Juan Soto, did you know?

It seems like a lot of Yankees fans just don’t get how rare of a player Juan Soto is. We can spend half the day discussing what a dominant hitter he’s been in his five big league seasons, but let’s go in a different direction – let’s talk about how ridiculously young he is.

Soto is the same age as Austin Wells, the Yankees’ first-round draft pick from 2020.
Soto is 18 months older than Trey Sweeney, the Yankees’ 2021 first-round draft pick.
Next Spring Training (Soto’s 6th) he’ll be the same age Aaron Judge was when he made his MLB debut.
Remember the Yankees winning the 1998 World Series? Soto was born after that.

Soto is a remarkably rare player. You do not look for reasons to “not” acquire him, you just do it.

“It’s about batting average and contact!” No, it’s not…

Yesterday afternoon I was watching the Guardians vs. White Sox, and let me tell you it was a damn fun game to watch. As I was watching, I suspected I knew the reason why, but I had to check anyway (because that’s what I do).
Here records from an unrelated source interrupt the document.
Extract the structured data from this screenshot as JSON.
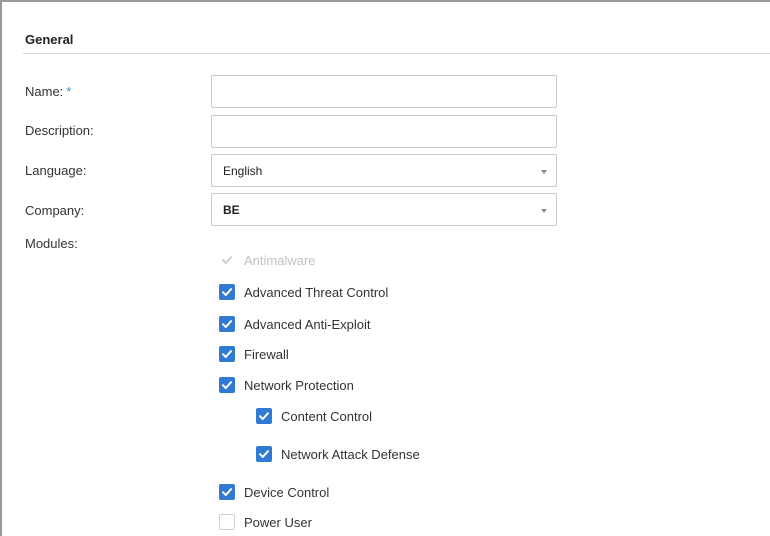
{
  "section": {
    "title": "General"
  },
  "form": {
    "name_label": "Name:",
    "required_marker": "*",
    "name_value": "",
    "description_label": "Description:",
    "description_value": "",
    "language_label": "Language:",
    "language_value": "English",
    "company_label": "Company:",
    "company_value": "BE",
    "modules_label": "Modules:"
  },
  "modules": [
    {
      "label": "Antimalware",
      "checked": true,
      "disabled": true
    },
    {
      "label": "Advanced Threat Control",
      "checked": true,
      "disabled": false
    },
    {
      "label": "Advanced Anti-Exploit",
      "checked": true,
      "disabled": false
    },
    {
      "label": "Firewall",
      "checked": true,
      "disabled": false
    },
    {
      "label": "Network Protection",
      "checked": true,
      "disabled": false
    },
    {
      "label": "Content Control",
      "checked": true,
      "disabled": false
    },
    {
      "label": "Network Attack Defense",
      "checked": true,
      "disabled": false
    },
    {
      "label": "Device Control",
      "checked": true,
      "disabled": false
    },
    {
      "label": "Power User",
      "checked": false,
      "disabled": false
    }
  ],
  "colors": {
    "accent": "#2f7bd3",
    "required": "#3a8fd9",
    "disabled_text": "#c2c2c2"
  }
}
Cleveland’s and Chicago’s batters have the two highest percentages of ABs that result in a ball put in play in MLB. If you’re a fan of walks and strikeouts, these are not the teams for you. As you would imagine, a lot of balls in play means a lot of fielding plays and a lot of base running – in other words, action! (Heck, even when it’s bad fielding and bad base running it’s still entertaining…)

But here’s the thing: Neither team is a particularly good team. Which I say both as a reminder and as an opportunity for me to beat a dead horse: What is “aesthetically pleasing” baseball, and what is “winning” baseball, are two very different discussions. Just something to remember when the discussion of how to improve the game comes up.

To wit:

The Yankees’ batters have a lower team batting average than both the Nationals and Royals. The Yankees’ batters strike out significantly more than both the Nationals’ and Royals’ batters.

The Yankees have scored more than 145 more runs than both the Nationals and the Royals.

It’s not about batting average and contact kids – it never has been, and it never will be.